Similar problems exist in providing “genetic connectivity” with the wolves in northwest Montana, which I assume is also required under the judge’s ruling.

And this is only the tip of the iceberg in what will be a never ending string of wolf delisting lawsuits. Recall, that there are also pending pro-wolf lawsuits in NM-AZ and CO. THIS IS NOT JUST MT’s,ID’s, and WY’S PROBLEM!

So, who is going to appeal the judge’s ruling? And more importantly, on what grounds? I CERTAINLY would not trust this to the feds.

The bottom line, however, is that unless the ESA is changed, this type of litigation will only multiply. So how do you reform the ESA? Simple. It can be done in as little as three paragraphs WITH SCIENCE.

First,the scope of the ESA should be limited ONLY to SPECIES. Subspecies and distinct population segments, or ESU’s, should be left to the states as outlined in the U.S. Constitution.

Second, taking a page from the Greens and Conservation Biology — recall the Y to Y, Yukon to Yucatan. In deciding whether or not to list a species, the ENTIRE RANGE of the species must be considered irrespective of state or national boundaries.

Third, again taking a page from Conservation Biology regarding population viability analysis and minimum viable population size, if there are more than 7,000 of a particular species, that species can not be listed under the ESA as that species is not in imminent danger of extinction.
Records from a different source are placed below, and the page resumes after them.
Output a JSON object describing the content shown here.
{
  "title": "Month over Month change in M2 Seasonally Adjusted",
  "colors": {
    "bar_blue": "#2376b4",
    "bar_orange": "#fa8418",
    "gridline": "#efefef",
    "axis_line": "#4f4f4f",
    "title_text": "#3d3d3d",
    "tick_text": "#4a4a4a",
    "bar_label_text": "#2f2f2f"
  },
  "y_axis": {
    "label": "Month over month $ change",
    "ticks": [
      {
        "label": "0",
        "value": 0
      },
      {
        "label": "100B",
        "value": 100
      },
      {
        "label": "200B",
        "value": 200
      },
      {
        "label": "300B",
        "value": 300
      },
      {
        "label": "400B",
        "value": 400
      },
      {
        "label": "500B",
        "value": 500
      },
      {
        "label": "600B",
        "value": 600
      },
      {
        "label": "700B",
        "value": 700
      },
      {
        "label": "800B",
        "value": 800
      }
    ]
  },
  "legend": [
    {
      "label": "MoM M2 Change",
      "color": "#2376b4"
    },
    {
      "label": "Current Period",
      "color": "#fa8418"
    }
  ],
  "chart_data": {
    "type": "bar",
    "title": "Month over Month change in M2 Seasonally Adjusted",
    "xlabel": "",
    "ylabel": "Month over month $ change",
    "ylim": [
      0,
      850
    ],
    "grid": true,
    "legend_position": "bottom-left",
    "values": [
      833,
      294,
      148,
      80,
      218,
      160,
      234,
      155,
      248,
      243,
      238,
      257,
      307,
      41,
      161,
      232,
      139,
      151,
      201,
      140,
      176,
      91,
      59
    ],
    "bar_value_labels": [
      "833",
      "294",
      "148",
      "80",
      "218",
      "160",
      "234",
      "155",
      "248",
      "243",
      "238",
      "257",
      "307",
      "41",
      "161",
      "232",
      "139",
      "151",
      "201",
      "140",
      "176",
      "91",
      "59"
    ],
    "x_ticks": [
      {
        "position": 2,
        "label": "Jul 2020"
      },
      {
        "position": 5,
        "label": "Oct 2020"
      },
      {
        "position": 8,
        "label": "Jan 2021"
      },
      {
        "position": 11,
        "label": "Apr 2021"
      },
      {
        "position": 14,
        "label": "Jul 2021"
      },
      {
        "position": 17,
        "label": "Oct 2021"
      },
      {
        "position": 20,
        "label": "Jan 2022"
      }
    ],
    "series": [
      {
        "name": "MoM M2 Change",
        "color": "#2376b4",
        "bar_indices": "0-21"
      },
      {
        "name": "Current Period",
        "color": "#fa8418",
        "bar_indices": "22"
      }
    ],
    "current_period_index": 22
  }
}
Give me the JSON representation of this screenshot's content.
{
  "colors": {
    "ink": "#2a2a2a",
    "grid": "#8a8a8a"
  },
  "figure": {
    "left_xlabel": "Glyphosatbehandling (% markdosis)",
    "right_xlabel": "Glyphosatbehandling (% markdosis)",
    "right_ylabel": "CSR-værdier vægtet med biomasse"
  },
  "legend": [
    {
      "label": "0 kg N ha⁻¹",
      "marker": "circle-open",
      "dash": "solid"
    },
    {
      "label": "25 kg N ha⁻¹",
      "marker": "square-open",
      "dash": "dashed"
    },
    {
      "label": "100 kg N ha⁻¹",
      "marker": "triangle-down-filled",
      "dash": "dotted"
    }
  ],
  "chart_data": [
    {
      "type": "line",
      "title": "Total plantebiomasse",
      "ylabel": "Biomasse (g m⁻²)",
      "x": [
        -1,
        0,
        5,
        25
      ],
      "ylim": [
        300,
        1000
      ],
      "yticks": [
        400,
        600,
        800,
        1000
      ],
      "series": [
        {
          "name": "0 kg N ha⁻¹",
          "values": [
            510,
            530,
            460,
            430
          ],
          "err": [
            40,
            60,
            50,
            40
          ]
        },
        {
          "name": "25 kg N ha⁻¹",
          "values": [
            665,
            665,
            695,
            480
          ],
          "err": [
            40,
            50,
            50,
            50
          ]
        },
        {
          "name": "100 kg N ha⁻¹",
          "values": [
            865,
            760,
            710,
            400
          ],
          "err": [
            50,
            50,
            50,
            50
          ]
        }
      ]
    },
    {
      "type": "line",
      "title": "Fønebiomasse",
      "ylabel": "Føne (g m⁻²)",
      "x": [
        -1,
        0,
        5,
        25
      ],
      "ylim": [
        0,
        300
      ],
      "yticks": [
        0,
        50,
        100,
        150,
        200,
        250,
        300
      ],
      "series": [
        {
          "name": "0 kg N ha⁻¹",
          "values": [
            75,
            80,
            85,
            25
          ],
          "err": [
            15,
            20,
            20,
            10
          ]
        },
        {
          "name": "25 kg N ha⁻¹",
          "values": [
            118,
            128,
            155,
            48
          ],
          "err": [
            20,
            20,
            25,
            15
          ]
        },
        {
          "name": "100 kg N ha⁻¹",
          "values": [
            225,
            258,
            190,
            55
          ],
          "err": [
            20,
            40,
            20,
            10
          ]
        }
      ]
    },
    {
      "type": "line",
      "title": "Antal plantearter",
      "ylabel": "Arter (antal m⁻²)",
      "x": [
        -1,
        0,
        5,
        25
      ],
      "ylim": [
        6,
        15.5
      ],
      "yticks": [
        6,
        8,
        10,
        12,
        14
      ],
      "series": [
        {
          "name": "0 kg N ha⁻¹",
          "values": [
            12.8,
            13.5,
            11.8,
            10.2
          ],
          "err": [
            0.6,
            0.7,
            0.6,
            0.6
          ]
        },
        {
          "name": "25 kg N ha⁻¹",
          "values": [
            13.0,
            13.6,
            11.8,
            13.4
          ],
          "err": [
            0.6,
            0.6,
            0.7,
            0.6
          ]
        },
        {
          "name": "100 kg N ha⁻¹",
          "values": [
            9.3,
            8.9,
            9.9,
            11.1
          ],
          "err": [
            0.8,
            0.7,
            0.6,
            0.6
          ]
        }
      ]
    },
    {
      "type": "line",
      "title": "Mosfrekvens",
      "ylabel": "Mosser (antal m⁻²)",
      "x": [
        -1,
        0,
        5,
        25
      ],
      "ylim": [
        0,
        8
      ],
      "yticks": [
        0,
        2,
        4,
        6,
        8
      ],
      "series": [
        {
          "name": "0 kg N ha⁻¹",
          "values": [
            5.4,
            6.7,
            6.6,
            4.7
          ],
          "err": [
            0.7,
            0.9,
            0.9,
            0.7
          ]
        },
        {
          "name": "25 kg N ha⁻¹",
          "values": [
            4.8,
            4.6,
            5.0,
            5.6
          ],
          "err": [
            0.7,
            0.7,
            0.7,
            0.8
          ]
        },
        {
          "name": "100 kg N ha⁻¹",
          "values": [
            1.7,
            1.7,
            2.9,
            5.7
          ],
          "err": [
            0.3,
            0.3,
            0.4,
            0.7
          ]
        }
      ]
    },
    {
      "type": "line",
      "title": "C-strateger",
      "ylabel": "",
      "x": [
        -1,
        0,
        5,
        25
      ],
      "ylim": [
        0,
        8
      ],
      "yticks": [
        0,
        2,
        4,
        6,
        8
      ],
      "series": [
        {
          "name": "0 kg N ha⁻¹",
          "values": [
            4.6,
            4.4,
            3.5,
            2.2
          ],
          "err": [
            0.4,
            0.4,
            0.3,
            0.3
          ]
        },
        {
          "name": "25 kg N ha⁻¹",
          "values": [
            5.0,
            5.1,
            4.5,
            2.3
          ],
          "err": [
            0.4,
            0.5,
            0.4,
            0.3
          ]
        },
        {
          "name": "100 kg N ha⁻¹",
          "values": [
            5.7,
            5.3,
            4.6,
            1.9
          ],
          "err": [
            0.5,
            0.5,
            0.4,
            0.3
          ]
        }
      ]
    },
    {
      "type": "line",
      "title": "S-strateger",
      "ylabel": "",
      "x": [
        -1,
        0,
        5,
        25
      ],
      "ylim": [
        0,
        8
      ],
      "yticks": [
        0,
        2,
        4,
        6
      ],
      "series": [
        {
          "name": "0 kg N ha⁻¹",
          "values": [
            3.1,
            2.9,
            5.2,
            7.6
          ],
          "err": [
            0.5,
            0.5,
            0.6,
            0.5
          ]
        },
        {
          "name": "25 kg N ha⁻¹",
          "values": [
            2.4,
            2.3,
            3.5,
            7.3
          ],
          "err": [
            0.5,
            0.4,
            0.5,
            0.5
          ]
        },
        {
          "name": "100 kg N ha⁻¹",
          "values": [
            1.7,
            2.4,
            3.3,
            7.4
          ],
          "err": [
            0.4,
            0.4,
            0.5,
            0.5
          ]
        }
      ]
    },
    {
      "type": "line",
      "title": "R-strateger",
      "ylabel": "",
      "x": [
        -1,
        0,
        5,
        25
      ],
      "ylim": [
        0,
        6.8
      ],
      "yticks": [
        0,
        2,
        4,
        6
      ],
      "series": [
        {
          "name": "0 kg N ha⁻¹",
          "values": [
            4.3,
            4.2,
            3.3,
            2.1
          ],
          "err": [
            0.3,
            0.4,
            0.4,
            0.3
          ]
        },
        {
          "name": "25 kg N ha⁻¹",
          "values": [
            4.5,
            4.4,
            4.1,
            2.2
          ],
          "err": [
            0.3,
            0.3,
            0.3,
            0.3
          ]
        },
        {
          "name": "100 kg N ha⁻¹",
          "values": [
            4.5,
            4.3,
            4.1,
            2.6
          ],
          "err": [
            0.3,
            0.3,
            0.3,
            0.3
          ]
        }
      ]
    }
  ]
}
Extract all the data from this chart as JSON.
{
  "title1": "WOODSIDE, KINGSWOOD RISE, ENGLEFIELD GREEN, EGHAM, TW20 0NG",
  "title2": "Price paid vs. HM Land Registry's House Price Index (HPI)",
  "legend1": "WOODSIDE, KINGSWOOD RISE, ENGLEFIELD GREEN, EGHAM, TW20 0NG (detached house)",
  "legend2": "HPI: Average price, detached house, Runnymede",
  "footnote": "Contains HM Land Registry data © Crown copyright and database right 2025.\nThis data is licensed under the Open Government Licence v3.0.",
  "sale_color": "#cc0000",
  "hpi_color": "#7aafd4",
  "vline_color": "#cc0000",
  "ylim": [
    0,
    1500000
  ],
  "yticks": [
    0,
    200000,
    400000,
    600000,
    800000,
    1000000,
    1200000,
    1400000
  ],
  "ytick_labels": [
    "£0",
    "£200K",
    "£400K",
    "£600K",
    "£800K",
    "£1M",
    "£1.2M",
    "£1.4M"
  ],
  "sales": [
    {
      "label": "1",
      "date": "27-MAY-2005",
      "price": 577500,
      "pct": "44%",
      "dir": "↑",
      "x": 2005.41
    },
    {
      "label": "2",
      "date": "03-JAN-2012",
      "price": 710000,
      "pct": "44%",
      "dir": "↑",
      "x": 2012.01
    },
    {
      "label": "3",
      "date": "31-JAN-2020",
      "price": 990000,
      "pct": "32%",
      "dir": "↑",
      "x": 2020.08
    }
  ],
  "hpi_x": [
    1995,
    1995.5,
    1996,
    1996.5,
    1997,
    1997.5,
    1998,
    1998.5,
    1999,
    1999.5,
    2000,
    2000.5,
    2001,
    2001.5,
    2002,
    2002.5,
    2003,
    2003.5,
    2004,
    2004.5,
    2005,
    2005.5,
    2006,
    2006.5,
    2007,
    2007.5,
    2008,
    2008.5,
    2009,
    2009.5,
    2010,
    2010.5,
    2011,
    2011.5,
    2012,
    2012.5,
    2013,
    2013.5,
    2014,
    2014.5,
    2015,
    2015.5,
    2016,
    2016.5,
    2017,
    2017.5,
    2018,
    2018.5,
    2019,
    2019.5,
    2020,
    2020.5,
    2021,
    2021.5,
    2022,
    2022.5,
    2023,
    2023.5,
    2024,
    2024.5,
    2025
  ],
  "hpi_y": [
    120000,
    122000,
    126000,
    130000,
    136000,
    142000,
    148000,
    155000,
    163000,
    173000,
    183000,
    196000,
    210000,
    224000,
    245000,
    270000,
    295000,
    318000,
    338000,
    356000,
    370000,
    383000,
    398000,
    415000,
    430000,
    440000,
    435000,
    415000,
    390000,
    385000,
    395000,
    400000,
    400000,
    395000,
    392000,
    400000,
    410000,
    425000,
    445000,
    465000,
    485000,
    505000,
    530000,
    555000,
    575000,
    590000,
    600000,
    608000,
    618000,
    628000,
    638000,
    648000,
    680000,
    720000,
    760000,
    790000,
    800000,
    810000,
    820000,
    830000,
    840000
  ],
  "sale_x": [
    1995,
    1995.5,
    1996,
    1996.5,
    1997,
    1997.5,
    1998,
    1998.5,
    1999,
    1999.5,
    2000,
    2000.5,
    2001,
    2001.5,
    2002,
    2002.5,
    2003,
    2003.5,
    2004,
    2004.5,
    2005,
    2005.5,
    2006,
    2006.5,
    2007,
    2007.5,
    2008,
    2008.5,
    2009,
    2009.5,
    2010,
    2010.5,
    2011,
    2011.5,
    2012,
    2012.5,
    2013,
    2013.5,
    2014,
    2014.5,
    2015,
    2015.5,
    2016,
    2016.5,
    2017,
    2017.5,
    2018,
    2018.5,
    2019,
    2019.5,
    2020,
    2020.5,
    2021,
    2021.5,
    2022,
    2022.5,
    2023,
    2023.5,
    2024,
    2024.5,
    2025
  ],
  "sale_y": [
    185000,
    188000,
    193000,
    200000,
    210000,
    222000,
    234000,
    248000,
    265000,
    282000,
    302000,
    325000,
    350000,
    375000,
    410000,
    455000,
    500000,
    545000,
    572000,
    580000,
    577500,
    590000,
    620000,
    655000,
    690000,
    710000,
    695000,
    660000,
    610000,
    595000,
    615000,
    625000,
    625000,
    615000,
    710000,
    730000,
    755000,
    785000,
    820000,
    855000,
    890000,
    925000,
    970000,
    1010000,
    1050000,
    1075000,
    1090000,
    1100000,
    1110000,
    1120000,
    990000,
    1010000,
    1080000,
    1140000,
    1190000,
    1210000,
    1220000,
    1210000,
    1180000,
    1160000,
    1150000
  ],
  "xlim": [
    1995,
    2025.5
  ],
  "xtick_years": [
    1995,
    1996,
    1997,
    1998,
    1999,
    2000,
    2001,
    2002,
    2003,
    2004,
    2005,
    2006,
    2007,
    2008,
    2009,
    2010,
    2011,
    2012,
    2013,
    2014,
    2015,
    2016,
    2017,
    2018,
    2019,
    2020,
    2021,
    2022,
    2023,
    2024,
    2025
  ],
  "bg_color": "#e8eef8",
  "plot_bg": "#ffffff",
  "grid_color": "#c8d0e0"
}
Species with more than 3,000 individuals but less than 7,000 can be listed as threatened, and only those species with less than 3,000 individuals should be listed as endangered.

All this is in keeping with the best available science. Moreover, limited federal funds should be spent on species that are truly biologically endangered, such as whooping cranes, instead of common species, like wolves, that are not even remotely biologically endangered.

The focus should be on saving truly endangered SPECIES, not on social engineering by activist federal judges or those who want to depopulate large portions of the United States.